Kendall Campus Gets New Chief

Armando Guzman at his desk.
GREGORY CASTILLO / THE REPORTER
SECURE SELECTION: Armando Guzman, 53, a 1978 graduate of Miami Dade College, was selected to fill the position of public safety chief for the Kendall Campus. Guzman, a former major in the special operations section at the City of Miami Police Department, brings more than 30 years of law-enforcement experience to Kendall Campus.

Veteran law enforcement officer Armando Guzman has been tabbed as the new chief of public safety at Miami Dade College Kendall Campus.

Guzman, 53, has worked at the City of Miami Police Department for more than 30 years. On Feb. 14, he accepted the top public safety position at Kendall Campus.

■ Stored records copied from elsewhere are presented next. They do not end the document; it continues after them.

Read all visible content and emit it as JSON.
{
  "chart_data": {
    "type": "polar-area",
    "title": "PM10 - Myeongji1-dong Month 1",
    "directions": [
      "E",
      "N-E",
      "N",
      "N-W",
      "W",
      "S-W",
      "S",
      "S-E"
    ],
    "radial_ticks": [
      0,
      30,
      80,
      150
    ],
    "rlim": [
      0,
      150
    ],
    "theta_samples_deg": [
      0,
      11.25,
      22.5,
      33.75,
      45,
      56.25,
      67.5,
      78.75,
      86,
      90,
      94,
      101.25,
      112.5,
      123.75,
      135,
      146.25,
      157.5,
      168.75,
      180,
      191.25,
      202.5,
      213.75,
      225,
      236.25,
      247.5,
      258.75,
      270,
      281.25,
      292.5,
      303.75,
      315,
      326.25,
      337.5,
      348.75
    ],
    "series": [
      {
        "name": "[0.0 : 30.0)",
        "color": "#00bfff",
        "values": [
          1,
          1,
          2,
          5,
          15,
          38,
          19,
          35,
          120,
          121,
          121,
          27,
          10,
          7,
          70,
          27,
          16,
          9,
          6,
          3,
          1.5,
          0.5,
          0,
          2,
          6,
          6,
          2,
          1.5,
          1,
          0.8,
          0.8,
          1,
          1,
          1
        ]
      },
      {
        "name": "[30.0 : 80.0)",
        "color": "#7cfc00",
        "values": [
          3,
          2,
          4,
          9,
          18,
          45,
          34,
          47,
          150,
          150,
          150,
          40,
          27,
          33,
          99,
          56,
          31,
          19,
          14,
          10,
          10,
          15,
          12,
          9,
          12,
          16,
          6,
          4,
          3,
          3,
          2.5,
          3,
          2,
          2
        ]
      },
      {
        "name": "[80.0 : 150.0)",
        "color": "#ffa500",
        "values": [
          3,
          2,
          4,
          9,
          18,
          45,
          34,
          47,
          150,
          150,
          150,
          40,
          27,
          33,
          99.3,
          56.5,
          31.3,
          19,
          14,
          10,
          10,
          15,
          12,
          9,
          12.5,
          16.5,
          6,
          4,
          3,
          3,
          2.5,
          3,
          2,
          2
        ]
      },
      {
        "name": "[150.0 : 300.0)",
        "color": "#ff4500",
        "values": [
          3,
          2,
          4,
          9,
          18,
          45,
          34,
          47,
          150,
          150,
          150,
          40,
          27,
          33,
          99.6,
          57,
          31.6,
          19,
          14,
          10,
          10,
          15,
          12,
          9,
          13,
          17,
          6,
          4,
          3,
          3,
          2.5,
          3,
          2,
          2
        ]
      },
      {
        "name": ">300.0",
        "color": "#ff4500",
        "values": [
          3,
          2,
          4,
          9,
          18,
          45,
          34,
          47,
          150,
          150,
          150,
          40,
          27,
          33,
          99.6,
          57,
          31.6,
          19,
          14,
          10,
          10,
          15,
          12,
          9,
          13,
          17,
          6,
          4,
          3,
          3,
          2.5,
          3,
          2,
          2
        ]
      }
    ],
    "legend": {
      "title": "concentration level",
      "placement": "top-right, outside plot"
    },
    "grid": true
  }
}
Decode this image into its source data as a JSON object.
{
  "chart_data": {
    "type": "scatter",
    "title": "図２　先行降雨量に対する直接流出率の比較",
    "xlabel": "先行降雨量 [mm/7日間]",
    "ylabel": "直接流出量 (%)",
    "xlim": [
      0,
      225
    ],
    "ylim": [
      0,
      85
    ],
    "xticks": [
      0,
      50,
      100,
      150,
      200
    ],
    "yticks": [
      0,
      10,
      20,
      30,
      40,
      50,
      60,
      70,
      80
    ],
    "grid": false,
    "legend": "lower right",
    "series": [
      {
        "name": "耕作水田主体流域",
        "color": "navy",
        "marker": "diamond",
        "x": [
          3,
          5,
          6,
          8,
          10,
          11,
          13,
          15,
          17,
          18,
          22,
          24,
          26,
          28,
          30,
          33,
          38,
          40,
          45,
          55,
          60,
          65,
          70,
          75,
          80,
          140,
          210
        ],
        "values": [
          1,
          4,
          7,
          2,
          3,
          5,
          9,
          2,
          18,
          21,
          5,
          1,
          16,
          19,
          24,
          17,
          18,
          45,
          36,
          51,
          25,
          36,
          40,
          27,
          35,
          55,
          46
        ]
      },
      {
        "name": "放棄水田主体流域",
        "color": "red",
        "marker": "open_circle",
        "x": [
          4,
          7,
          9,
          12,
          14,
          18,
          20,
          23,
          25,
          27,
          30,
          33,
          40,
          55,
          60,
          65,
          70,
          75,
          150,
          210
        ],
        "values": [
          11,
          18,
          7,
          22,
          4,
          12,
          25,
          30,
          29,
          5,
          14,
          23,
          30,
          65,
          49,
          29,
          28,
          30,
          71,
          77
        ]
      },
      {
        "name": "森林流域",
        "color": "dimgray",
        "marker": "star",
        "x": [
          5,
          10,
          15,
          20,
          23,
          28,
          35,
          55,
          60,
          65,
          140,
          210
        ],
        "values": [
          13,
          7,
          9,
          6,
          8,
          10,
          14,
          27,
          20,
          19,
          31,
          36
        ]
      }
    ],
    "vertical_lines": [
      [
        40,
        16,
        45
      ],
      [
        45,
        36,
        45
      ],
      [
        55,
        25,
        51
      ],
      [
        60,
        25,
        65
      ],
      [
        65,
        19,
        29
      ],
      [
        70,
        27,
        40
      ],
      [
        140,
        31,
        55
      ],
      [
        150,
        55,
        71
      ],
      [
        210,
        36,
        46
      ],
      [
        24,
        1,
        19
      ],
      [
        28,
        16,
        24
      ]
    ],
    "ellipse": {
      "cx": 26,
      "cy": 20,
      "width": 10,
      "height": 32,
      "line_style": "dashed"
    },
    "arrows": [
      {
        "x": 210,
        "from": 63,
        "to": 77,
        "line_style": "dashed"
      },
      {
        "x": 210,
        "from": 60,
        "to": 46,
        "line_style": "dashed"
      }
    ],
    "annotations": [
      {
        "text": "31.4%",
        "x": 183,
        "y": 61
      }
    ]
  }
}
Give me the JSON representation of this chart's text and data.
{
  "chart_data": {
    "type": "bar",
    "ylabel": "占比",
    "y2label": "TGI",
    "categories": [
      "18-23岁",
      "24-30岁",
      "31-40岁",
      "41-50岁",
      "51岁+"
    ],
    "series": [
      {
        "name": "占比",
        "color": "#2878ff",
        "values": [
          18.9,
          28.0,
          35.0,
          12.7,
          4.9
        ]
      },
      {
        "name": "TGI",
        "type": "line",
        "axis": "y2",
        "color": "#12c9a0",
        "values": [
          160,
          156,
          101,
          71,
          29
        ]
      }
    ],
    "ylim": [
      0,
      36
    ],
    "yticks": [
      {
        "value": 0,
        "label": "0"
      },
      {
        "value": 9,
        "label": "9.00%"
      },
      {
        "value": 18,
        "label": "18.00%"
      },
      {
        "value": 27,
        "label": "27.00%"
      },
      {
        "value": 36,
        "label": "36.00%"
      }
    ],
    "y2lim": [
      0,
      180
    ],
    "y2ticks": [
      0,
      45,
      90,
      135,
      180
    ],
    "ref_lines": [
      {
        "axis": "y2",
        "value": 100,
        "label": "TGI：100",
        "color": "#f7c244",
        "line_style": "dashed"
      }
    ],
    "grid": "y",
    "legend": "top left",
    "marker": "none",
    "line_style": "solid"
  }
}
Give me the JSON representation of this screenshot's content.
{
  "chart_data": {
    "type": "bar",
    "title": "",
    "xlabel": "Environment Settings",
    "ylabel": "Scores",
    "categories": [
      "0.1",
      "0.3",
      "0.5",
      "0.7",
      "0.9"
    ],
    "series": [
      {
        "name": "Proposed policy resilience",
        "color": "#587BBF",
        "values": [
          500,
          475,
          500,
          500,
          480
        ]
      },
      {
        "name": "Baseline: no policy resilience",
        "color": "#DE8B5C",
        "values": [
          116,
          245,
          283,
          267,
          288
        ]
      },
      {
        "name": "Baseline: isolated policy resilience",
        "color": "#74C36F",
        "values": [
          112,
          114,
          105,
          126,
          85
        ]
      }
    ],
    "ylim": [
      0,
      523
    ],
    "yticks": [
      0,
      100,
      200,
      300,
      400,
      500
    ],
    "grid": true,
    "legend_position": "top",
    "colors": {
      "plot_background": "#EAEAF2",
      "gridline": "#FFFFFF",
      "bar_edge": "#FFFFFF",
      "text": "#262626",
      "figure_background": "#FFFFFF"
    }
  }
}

Carlos Tinoco had served as the interim chief of public safety for the past 18 months. He will remain as the assistant chief of public safety.

Guzman rose through ranks to become a major in the special operations section at the City of Miami Police Department.

“I wanted to work [here] because I feel that I can bring my background and experience,” Guzman said.

“I can enhance the level of protection and service to both student and faculty members.”

Guzman, who graduated from MDC in 1978, also wanted to return to his roots.

“If my father were still alive, he’d have said I wanted to be a police officer ever since I was a child,” Guzman said. “Of course when you’re a child, your idea of what it means to be an officer is very different from the reality. Eighty five percent to almost 90 percent of what it is to be a police officer is just helping people with regular problems, like giving them directions. Only a small percentage of time is dedicated to combating crime.”

During his time as an officer, Guzman answered many 911 calls including some from people claiming to have been followed by the CIA, others said they saw aliens, or spoke to God.

At MDC, Guzman said he wants to make the public safety office more efficient, specifically with keeping student’s safe and serving their needs.

“To a regular person, a thing like graffiti is just graffiti. But to an officer it is a code, it can say a number of things,” Guzman said. “An officer knows how to use this knowledge in keeping people safe. That’s what I would like to bring to Miami Dade. But it’s still too early to say what will or won’t be implemented.”

He said he is still introducing his ideas to campus officials.

“We had a strong pool of applicants,” said Kendall Campus President Lourdes Oroza. “But [Armando Guzman’s] experience and commendable work record is what made us choose him.”